BIG MONEY:  Today’s hospitals are run for profit, the same as our prisons.  Sometimes it’s hard to see the difference.  Open heart surgery is a high-profit enterprise that means high salaries and high prestige for the surgeon or even for the surgical staff.  That doesn’t even count the cost of the machinery and supplies for such an operation.  

But ordinary bed care, which used to be supervised and done by nuns with centuries of tradition and clear religious rewards regardless of society, is just not there.  Even in the local rural nursing home, my neighbor quit her nurses’ aide position (which she needed) when she found a wheelchair encrusted with feces from a previous patient.  It had been put away without cleaning.   Management said it was helpless, though it had imposed a rigorous hand-washing workshop that even the clerks had to attend.  It was evidently just a check list item for insurance and evaluation.

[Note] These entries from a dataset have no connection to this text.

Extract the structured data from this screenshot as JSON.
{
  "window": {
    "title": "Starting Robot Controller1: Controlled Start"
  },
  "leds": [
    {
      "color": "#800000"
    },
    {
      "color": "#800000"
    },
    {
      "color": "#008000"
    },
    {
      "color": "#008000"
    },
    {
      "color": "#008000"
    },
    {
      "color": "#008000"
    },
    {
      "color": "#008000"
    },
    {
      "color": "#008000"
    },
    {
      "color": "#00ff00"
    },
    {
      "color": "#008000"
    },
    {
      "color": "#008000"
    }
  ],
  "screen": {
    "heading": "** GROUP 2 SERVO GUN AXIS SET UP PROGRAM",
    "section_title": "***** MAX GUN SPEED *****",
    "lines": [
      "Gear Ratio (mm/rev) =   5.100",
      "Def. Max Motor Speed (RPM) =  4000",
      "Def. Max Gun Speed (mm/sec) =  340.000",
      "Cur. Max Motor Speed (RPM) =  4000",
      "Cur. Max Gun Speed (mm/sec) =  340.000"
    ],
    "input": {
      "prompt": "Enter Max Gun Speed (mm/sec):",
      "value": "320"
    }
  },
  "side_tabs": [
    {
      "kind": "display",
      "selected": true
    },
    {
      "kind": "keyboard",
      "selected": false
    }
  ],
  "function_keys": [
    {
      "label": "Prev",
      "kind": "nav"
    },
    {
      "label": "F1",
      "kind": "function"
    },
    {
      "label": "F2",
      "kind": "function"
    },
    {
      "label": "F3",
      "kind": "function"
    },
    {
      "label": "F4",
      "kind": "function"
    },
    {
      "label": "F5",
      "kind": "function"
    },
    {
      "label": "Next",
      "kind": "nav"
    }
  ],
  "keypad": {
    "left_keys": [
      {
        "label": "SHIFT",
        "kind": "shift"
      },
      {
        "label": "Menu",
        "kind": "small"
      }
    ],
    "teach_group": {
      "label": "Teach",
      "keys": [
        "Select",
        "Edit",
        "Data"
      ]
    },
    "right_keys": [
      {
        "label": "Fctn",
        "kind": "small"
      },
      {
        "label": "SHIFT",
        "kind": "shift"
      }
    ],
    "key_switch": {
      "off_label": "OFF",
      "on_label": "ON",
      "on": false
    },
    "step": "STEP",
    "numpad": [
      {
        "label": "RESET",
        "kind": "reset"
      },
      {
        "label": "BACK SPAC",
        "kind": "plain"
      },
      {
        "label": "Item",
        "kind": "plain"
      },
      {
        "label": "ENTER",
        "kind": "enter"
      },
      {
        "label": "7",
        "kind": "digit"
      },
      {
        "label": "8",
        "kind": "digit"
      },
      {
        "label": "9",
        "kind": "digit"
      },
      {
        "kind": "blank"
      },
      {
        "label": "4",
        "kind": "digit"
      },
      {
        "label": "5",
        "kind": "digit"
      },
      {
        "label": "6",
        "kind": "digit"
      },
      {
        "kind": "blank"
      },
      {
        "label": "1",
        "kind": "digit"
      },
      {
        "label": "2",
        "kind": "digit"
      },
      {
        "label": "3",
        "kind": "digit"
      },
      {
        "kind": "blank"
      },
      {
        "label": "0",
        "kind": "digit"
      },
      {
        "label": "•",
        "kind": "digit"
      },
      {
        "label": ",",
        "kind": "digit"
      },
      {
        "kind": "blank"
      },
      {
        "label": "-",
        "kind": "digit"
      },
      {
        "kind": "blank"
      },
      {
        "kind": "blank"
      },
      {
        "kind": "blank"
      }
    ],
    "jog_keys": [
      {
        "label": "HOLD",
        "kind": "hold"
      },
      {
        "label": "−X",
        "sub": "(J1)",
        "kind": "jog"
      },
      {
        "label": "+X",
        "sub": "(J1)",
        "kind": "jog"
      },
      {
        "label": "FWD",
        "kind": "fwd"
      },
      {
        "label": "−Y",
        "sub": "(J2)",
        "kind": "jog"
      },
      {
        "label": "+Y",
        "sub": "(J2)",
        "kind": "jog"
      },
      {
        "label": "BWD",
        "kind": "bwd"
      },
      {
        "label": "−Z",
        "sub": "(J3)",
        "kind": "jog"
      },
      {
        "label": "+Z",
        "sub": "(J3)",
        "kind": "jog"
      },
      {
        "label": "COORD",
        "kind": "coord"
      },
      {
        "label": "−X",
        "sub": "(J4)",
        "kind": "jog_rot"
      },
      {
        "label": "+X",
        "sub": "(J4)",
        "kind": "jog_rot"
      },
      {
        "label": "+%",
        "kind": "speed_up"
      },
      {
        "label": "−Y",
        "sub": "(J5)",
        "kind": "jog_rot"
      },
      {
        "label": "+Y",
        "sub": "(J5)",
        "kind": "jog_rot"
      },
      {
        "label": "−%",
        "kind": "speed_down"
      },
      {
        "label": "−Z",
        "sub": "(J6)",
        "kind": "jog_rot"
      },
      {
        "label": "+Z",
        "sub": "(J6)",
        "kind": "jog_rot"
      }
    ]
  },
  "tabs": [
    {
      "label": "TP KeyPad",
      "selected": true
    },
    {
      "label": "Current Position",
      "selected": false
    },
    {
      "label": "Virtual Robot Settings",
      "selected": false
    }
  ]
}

On the one hand we have an almost phobic devotion to antibacterial wipes before touching the handles on a supermarket shopping cart.  On the other hand we let excrement soak into defenseless people’s beds.  It’s arguably more dangerous than drunk driving, smoking or guns -- but we never discuss it.  The difference is money.  There is no money in ordinary bed care.  We pretend it is isolated in the hospital, but it is not.

HOW TO TURN THE TIDE:  Involve surgeons.  They want good outcomes.  Honor low-pay, low-status workers when they do a good job.  Do not let hospitals and nursing homes to be closed and barricaded.  Go walk through, maybe as a citizen project.  Don’t forget to visit elders.  Phone calls won’t do.  They’ll tell you anything to get you off the line.  Take a camera.
In addition, for this boy, those men who survived the original waves of HIV-AIDS and learned to nurse by helping lovers to die -- few as the survivors are now -- need to step up.